2.2 En l'espèce, le Tribunal de protection a désigné une curatrice pour le mineur D______ afin de le représenter dans la succession de son grand-père en raison du conflit d'intérêts découlant de ce que le père de l'enfant était également héritier dans cette succession. Il a, dans la décision querellée, mis les honoraires de la curatrice de représentation à la charge des parents du mineur à raison d'une moitié chacun. Il résulte en effet des mesures protectrices de l'union conjugale prononcées le 12 novembre 2020 que l'entretien de D______ a été réglé et que les parents se répartissaient par moitié la prise en charge des frais extraordinaires de l'enfant. Le Tribunal de protection n'a en revanche pas tenu compte des biens du mineur qui a, au terme d'un partage partiel opéré dans le cadre de la liquidation de la succession de son grand-père, déjà perçu un montant de 30'000 fr. versé en main de sa curatrice de représentation. Cet élément de fortune de l'enfant, ses droits dans la succession de son grand-père ainsi que la situation financière de ses parents conduisent à retenir que dans le cas d'espèce, l'enfant est à même d'assumer ses frais de représentation au moyen de ses propres biens de sorte que ses parents n'ont pas à assumer ces frais en vertu de leur obligation générale d'entretien.

Le recours sera en conséquence admis et les frais de représentation de l'enfant, dont la quotité n'a pas été remise en cause devant la Chambre de surveillance, seront ainsi à prélever sur la somme de 30'000 fr. versée pour le compte du mineur en main de sa curatrice de représentation.
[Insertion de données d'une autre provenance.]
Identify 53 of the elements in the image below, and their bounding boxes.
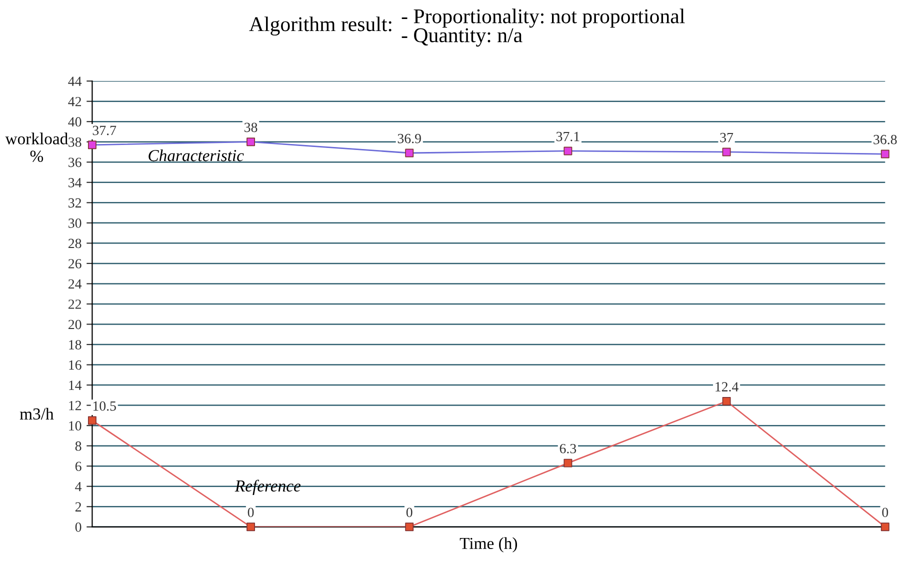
point — [880, 150, 890, 158]
y-tick-label: 30 — [68, 218, 82, 228]
data-label: 0 — [248, 508, 254, 518]
data-label: 10.5 — [93, 401, 116, 411]
point — [564, 458, 572, 468]
y-tick-label: 34 — [68, 178, 82, 188]
point — [88, 140, 96, 150]
data-label: 37 — [720, 132, 734, 142]
y-tick-label: 44 — [68, 76, 82, 86]
data-label: 0 — [882, 508, 888, 518]
data-label: 36.8 — [874, 134, 897, 144]
series-label: Characteristic — [148, 149, 244, 162]
y-tick-label: 22 — [68, 300, 82, 309]
y-tick-label: 24 — [68, 279, 82, 289]
y-tick-label: 14 — [69, 380, 82, 390]
y-tick-label: 0 — [75, 522, 82, 532]
point — [564, 146, 572, 156]
x-axis-title: Time (h) — [460, 537, 518, 552]
y-tick-label: 40 — [68, 117, 82, 127]
y-tick-label: 8 — [75, 441, 82, 451]
point — [246, 138, 256, 146]
y-tick-label: 2 — [75, 502, 82, 512]
y-tick-label: 16 — [69, 360, 82, 370]
point — [722, 148, 731, 156]
y-tick-label: 4 — [75, 482, 82, 492]
y-tick-label: 10 — [69, 421, 82, 431]
y-tick-label: 32 — [68, 198, 82, 208]
data-label: 12.4 — [716, 382, 738, 392]
point — [246, 522, 256, 532]
data-label: 0 — [406, 508, 412, 518]
data-label: 38 — [244, 122, 258, 132]
chart-subtitle: - Proportionality: not proportional - Quantity: n/a — [402, 8, 685, 47]
y-tick-label: 18 — [69, 340, 82, 350]
y-tick-label: 38 — [68, 137, 82, 147]
data-label: 37.1 — [556, 132, 580, 142]
point — [880, 522, 890, 532]
y-axis-title: workload % — [5, 132, 68, 162]
text: m3/h — [20, 408, 54, 420]
data-label: 37.7 — [92, 126, 116, 136]
y-tick-label: 42 — [68, 96, 82, 106]
data-label: 36.9 — [398, 134, 421, 144]
chart-title: Algorithm result: — [249, 16, 392, 36]
y-tick-label: 28 — [68, 238, 82, 248]
y-tick-label: 26 — [68, 259, 82, 268]
point — [405, 522, 414, 532]
point — [722, 397, 731, 406]
y-tick-label: 36 — [68, 158, 82, 168]
y-tick-label: 12 — [69, 400, 82, 410]
data-label: 6.3 — [560, 444, 576, 454]
y-tick-label: 20 — [68, 320, 82, 330]
y-tick-label: 6 — [75, 462, 82, 472]
point — [88, 416, 96, 425]
point — [405, 148, 414, 158]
3. Les frais judiciaires de recours seront arrêtés à 400 fr., compensés avec l'avance fournie par le recourant et mis à la charge du mineur, qui succombe (art. 106 al. 1 et 111 al. 1 CPC; art. 67A du règlement fixant le tarif des frais en matière civile). Ce dernier sera condamné à rembourser 400 fr. au recourant.
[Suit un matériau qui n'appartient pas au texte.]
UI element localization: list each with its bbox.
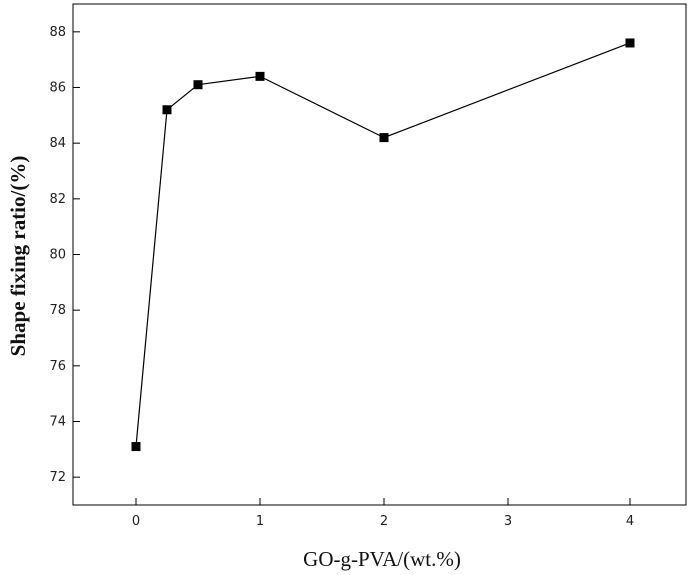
y-tick-label: 82 [49,192,66,207]
x-axis-title: GO-g-PVA/(wt.%) [303,547,461,571]
y-tick-label: 78 [49,303,66,318]
data-point-marker [194,80,203,89]
x-tick-label: 3 [504,514,512,529]
series-line [136,43,630,447]
data-point-marker [380,133,389,142]
data-point-marker [626,38,635,47]
x-tick-label: 2 [380,514,388,529]
x-tick-label: 4 [626,514,634,529]
y-tick-label: 74 [49,415,66,430]
y-tick-label: 84 [49,136,66,151]
data-point-marker [163,105,172,114]
x-tick-label: 1 [256,514,264,529]
ticks-layer: 72 74 76 78 80 82 84 86 88 0 1 2 3 4 [49,25,634,529]
series-layer [132,38,635,451]
data-point-marker [256,72,265,81]
y-tick-label: 88 [49,25,66,40]
y-tick-label: 72 [49,470,66,485]
x-tick-label: 0 [132,514,140,529]
data-point-marker [132,442,141,451]
plot-frame [73,4,686,505]
y-tick-label: 80 [49,248,66,263]
y-axis-title: Shape fixing ratio/(%) [6,156,30,357]
y-tick-label: 76 [49,359,66,374]
y-tick-label: 86 [49,81,66,96]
Il n'y a pas lieu à l'allocation de dépens.

 

* * * * *


PAR CES MOTIFS,
La Chambre de surveillance :

A la forme :

Déclare recevable le recours formé le 28 juin 2021 par A______ contre l'ordonnance DTAE/3219/2021 rendue le 14 juin 2021 par le Tribunal de protection de l'adulte et de l'enfant dans la cause C/1665/2019.

Au fond :

L'admet et annule le chiffre 3 du dispositif de cette ordonnance et statuant à nouveau sur ce point :

Dit que les honoraires de la curatrice de représentation sont à prélever sur la fortune de D______.

Sur les frais :

Arrête les frais judiciaires de recours à 400 fr., les met à la charge de D______ et les compense avec l'avance de frais fournie par A______, qui reste acquise à l'Etat de Genève.

Condamne en conséquence D______ à rembourser 400 fr. à A______.
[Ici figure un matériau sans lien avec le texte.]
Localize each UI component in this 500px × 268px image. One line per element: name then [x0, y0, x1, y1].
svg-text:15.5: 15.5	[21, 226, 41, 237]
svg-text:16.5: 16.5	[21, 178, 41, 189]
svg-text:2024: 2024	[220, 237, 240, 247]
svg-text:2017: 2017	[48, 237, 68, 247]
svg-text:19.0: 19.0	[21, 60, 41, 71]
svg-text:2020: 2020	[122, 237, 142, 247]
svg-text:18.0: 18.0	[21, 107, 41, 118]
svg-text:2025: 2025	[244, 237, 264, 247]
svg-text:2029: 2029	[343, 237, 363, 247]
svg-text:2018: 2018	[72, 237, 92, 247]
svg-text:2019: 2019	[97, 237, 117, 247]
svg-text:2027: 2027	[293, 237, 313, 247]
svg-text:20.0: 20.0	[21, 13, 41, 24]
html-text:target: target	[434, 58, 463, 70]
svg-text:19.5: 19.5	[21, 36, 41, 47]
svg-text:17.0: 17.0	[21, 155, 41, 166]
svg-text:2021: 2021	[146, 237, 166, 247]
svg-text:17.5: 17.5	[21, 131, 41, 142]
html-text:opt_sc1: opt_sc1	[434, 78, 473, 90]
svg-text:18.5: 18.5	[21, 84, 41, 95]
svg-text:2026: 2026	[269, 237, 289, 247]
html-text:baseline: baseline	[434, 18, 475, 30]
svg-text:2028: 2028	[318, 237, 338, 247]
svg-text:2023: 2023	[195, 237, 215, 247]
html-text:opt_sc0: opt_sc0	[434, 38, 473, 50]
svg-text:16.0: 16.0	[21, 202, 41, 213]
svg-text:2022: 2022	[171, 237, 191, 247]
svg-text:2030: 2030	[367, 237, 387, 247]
Dit qu'il n'y a pas lieu à l'allocation de dépens.

Siégeant :

Monsieur Cédric-Laurent MICHEL, président; Mesdames Paola CAMPOMAGNANI et Ursula ZEHETBAUER GHAVAMI, juges; Madame Jessica QUINODOZ, greffière.

 

 

 

 

 

Indication des voies de recours :


Conformément aux art. 72 ss de la loi fédérale sur le Tribunal fédéral du 17 juin 2005 (LTF; 
RS 173.110), la présente décision peut être portée dans les trente jours qui suivent sa notification avec expédition complète (art. 100 al. 1 LTF) par-devant le Tribunal fédéral par la voie du recours en matière civile.